Field Mushroom, Meadow Mushroom (Agaricus campestris)

   The meadow mushroom, Agaricus campestris, is a beautiful white edible. In most areas it is a fall mushroom and, as its common and Latin names suggest, it comes up in meadows, fields, and grassy areas, after rains. It is recognized by its habitat, its pink gills (covered up by a thin white membrane when the mushroom is young) which become chocolate brown as the mushroom matures, its quickly collapsing white ring, and the fact that it does not discolor yellow when bruised.
Description:
   Cap: 3 to 10 cm in diameter, the cap is creamy white, sometimes developing small scales as it matures. Usually the margin remains down-turned or slightly in-rolled even when the cap has expanded fully. The thick flesh is white, sometimes turning slightly pink when cut but never staining yellow.
   Gills: Deep pink at first, the free crowded gills turn dark brown and eventually almost black as the fruit body matures. Old specimens may become infested by maggots, which enter the cap flesh via the gills. Careful inspection is necessary, and it is inadvisable to include very old specimens in collections intended for food.
   Stipe: 3 to 10 cm tall and 1 to 2 cm in diameter, the white stem is smooth above the single, delicate ring and somewhat scaly below. It is more or less parallel and does not turn yellow when cut. The ring itself is ephemeral, and by the time the fruit body is fully developed there is rarely much evidence of a ring remaining.
   Spore print: Deep chocolate brown.

Himematsutake (Agaricus subrufescens, Agaricus blazei)

   Agaricus subrufescens was first described by the American botanist Charles Horton Peck in 1893. Agaricus subrufescens is used in oncological therapy, mainly in Japan and California. It has been commercially cultivated in Asia and South America since 1993. This species is an excellent edible, with a strong almond and faintly sweet taste.  It is common in eastern North America, rare in California, but widespread on the island of Hawai`i in compost piles and well-fertilized mulch.  Agaricus subrufescens  is easily recognized by the pinkish brown, minutely fibrillose pileus, smooth white stipe with a persistent membranous annulus, a faint yellow staining reaction where bruised, a strong almond odor, and the urban habitat.
Description:
   Cap: 7-25 cm; round, sometimes shaped like a marshmallow when young, becoming convex to nearly flat; surface dry, when young covered with fine matted fibrils which break up into tiny scales, except at the center; fibrils pallid, buff, pale brown, or pinkish-brown; scales becoming darker brown or reddish with age; background color white to pinkish-buff; sometimes yellowing with age or when bruised.
   Gills: Free from the stem; close; whitish when young, becoming pinkish, then reddish brown, and eventually dark chocolate brown.
   Stem: 5-15 cm long; 1-4 cm thick; equal or enlarged at base; with a thick membranous partial veil which has cottony patches on the underside and which forms a high, skirt-like ring; white to pinkish above the ring; smooth or with fibrils or scales below; base often staining yellow with age or when bruised (but the flesh inside does not stain bright yellow when cut); base often with mycelial threads attached.

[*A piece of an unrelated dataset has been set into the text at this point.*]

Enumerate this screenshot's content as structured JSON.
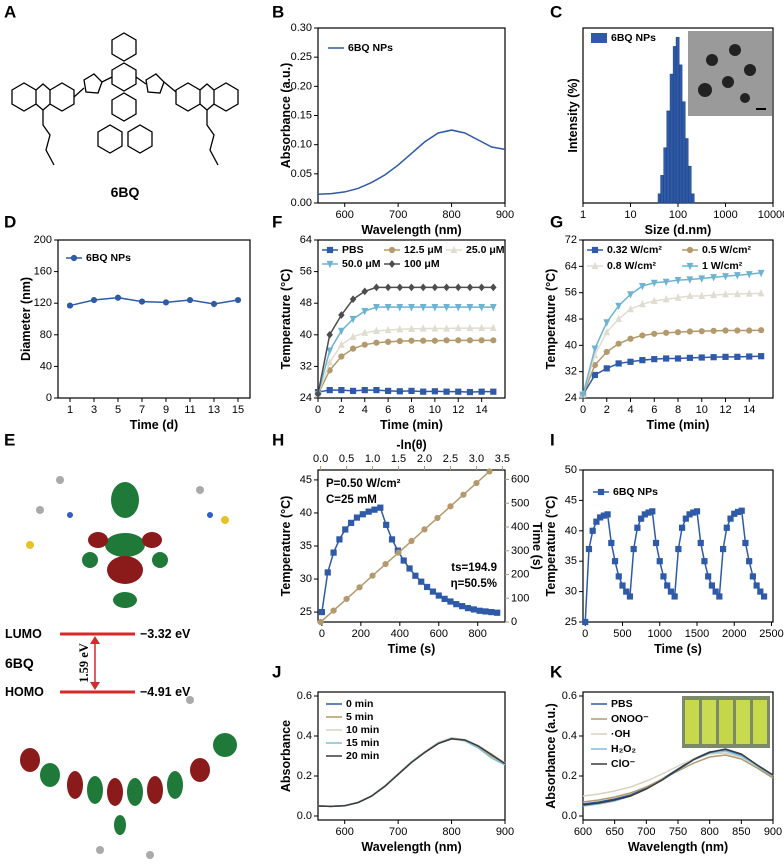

The Prince (Agaricus augustus)

   The Prince fruits during the warm months of the year mainly in parks and gardens, most common along the coast after periods of foggy weather. It makes execellent eating. The yellow-brown scaly cap, sweet odor, blackish, free gills make it a distinctive species. Found in America, Europe, Australia.
Description:
   The cap is 6-32 cm broad, convex expanding to plane; surface dry with yellow-brown to brown scales, bruising yellow in age, staining yellow slowly with KOH; Flesh thick, odor sweet, anise or almond-like. Gills are close, free, pale at first, then blackish-brown at maturity. The stipe is 10-37 cm long, up to 6 cm thick, equal to enlarged at base, frequently buried; smooth above ring, scaly below; veil with cottony patches, later becoming membranous, forming a skirt-like annulus. Spores are 7.5-10.5 x 5-6.5 μm, elliptical and smooth. Spore print chocolate-brown.